Si usted pensaba que la “sal” de los Mets de Nueva York se iba a curar con rezos, se equivocó. El equipo de Queens acaba de perder su juego número 12 de forma consecutiva, esta vez ante los Twins de Minnesota, y la paciencia de la fanaticada —especialmente la nuestra en el Alto Manhattan— se terminó. Pero lo que realmente puso la tapa al pomo fueron las declaraciones del cerrador Devin Williams, quien parece vivir en un mundo paralelo.
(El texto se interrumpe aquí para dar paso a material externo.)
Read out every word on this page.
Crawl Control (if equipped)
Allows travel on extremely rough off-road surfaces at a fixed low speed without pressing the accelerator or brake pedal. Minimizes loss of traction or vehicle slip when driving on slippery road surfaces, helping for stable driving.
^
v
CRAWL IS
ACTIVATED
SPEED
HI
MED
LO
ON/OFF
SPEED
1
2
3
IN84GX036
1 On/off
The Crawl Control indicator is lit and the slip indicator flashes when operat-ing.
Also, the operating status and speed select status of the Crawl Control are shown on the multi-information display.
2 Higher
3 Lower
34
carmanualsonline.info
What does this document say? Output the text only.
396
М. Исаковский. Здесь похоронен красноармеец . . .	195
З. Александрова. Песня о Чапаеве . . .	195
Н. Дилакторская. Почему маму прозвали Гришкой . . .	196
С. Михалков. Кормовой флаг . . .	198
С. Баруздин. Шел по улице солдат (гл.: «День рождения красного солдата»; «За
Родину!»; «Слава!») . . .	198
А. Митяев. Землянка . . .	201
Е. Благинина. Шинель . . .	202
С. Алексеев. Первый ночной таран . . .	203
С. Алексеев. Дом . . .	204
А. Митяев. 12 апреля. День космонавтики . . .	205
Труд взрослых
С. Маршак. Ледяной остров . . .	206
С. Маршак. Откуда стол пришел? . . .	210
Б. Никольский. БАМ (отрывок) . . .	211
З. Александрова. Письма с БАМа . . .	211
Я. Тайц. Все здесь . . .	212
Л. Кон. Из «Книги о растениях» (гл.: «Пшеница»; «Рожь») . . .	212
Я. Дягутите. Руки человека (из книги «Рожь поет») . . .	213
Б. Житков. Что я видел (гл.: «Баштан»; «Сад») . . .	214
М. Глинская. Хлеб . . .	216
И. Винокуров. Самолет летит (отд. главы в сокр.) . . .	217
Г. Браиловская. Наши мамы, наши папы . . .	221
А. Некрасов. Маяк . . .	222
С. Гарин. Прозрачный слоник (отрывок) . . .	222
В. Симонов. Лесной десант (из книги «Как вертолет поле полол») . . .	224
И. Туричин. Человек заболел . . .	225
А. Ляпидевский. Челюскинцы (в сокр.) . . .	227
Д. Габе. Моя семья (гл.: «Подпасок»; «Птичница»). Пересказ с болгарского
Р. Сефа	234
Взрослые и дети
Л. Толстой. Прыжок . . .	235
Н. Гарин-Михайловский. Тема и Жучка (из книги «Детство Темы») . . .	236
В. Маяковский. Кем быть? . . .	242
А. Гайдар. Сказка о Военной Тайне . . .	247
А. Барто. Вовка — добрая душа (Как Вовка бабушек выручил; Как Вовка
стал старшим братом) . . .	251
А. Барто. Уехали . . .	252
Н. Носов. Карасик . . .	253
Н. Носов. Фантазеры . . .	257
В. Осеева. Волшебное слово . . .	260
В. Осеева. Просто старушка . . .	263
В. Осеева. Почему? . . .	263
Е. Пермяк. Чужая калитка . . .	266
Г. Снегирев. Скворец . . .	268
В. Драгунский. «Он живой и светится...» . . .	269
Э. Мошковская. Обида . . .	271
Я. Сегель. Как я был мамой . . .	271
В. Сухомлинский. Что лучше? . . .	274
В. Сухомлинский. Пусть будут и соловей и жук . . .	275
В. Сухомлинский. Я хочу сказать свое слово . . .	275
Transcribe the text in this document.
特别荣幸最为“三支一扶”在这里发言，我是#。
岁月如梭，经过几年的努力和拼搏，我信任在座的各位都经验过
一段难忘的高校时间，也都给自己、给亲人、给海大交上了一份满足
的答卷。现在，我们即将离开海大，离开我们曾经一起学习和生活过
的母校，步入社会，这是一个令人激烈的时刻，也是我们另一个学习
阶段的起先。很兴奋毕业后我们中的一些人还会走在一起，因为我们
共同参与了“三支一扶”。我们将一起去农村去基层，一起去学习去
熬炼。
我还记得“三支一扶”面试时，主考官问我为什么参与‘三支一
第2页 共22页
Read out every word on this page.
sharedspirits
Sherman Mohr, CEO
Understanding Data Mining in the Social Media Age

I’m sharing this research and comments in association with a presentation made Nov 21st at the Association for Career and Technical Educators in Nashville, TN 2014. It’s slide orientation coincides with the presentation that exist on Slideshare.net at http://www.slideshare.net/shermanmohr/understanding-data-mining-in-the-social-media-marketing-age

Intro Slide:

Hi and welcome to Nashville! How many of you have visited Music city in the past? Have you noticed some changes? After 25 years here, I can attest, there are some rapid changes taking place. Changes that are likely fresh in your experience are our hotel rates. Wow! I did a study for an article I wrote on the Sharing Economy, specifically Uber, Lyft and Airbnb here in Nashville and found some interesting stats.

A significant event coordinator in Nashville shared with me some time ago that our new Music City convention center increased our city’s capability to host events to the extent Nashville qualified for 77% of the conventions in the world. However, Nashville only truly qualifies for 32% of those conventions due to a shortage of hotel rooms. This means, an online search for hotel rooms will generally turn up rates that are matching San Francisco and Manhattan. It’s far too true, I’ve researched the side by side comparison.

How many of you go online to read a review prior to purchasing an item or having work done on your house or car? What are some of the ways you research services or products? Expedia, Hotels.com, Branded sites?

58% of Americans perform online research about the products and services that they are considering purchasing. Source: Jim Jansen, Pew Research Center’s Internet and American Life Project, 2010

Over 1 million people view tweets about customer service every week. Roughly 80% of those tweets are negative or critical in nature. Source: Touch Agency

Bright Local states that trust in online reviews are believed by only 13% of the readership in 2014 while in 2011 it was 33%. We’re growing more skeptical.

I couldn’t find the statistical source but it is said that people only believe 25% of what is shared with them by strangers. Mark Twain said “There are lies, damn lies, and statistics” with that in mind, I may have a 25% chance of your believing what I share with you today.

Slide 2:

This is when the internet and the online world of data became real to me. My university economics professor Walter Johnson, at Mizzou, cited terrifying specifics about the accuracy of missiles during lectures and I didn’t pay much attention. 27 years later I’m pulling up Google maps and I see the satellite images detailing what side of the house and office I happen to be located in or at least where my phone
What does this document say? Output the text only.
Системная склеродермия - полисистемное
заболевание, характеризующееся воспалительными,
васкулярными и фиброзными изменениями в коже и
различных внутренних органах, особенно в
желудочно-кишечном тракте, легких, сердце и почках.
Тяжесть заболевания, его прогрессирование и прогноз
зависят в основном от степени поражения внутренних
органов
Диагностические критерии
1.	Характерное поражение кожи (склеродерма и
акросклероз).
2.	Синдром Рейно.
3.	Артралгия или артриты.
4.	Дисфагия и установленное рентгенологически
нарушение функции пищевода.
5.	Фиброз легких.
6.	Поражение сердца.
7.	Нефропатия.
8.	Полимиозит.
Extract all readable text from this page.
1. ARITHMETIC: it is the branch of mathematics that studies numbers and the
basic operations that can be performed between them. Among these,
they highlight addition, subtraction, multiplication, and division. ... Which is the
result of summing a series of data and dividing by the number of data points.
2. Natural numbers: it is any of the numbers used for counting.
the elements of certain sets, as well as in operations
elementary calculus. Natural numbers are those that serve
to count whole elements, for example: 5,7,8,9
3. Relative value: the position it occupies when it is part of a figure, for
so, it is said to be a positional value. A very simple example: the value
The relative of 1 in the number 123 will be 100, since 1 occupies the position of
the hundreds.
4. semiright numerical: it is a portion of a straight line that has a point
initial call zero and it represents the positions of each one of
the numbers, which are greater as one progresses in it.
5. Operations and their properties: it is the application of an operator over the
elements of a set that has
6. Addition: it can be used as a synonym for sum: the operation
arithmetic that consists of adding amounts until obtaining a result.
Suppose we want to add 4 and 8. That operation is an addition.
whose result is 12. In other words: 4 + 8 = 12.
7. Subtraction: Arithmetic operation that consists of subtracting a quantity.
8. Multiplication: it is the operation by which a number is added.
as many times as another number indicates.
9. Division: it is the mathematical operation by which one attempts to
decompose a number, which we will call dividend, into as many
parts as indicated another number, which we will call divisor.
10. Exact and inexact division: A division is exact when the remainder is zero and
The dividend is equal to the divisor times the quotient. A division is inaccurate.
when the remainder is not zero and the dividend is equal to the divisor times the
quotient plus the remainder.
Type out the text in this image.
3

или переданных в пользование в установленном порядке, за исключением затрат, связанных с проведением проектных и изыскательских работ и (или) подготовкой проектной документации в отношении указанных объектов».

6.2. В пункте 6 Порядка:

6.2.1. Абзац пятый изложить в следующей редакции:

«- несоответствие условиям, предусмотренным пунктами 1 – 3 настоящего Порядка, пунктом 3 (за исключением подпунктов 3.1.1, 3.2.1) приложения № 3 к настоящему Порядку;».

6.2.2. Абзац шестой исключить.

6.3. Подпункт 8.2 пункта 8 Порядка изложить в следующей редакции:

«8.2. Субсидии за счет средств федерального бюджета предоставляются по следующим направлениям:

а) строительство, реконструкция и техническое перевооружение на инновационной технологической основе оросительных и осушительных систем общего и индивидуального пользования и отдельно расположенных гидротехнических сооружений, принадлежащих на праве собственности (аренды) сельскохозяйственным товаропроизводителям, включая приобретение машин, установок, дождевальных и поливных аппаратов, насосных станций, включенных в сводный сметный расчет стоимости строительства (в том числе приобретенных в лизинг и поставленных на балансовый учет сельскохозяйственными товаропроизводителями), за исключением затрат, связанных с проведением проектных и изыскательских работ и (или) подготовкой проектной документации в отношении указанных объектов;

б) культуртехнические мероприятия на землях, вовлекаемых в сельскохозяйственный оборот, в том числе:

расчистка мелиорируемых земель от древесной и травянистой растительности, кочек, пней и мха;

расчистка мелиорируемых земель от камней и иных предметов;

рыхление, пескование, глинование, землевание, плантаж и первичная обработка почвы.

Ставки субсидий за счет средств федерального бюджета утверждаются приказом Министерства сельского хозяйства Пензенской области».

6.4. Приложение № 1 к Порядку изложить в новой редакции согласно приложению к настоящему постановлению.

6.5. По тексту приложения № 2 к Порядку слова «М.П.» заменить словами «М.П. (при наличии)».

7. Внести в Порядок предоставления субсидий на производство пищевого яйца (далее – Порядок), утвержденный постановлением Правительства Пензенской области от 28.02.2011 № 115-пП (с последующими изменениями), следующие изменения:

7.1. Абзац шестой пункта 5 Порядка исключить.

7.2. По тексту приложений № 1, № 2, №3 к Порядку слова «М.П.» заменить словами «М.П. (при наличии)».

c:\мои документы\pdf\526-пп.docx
“Mañana es otro día”: El comentario que enfureció a todos

Tras el nuevo fracaso, Williams intentó hacerse el “grounded” en una entrevista con SNY TV, pero le salió el tiro por la culata.

“Cada día es un nuevo día, ¿verdad? Tenemos la oportunidad de ganar un juego cada día. Ahora mismo todos saben la situación y simplemente se está acumulando una cosa sobre la otra”, soltó Williams con una tranquilidad que parece burla.

¿En serio, Devin? Para un equipo que tiene una de las nóminas más caras del mundo, decir que “mañana es otro día” suena a excusa de equipo de liga añeja. La reacción en X (Twitter) fue un tsunami de críticas. “¿Para esto le pagamos esa millonada? ¡Lo que tiene es que cerrar los juegos, no dar charlas motivacionales!”, disparó un fanático indignado.

¿Dónde está el liderazgo?

El mánager dominicano Carlos Mendoza está tratando de apagar el fuego con un gotero, pero con líderes como Williams diciendo estas “joyas”, la moral del equipo está por el suelo. La desconexión entre los resultados y el discurso de los jugadores es total. Mientras ellos “sienten el peso” en el clubhouse, el fanático siente el peso de la vergüenza en el estadio.

¿Se acabó la temporada en abril?

Con 12 derrotas al hilo, los Mets son oficialmente el hazmerreír de la MLB en este inicio de 2026. Ni el regreso de las piezas claves parece ser suficiente si la mentalidad sigue siendo la de “perder no importa porque mañana hay otro juego”.

La pregunta en el colmado es clara: ¿Van a seguir dejando que Williams y compañía nos vendan sueños o es hora de que rueden cabezas en Queens? ¡Esa “maldición” no se quita con palabras, se quita con victorias!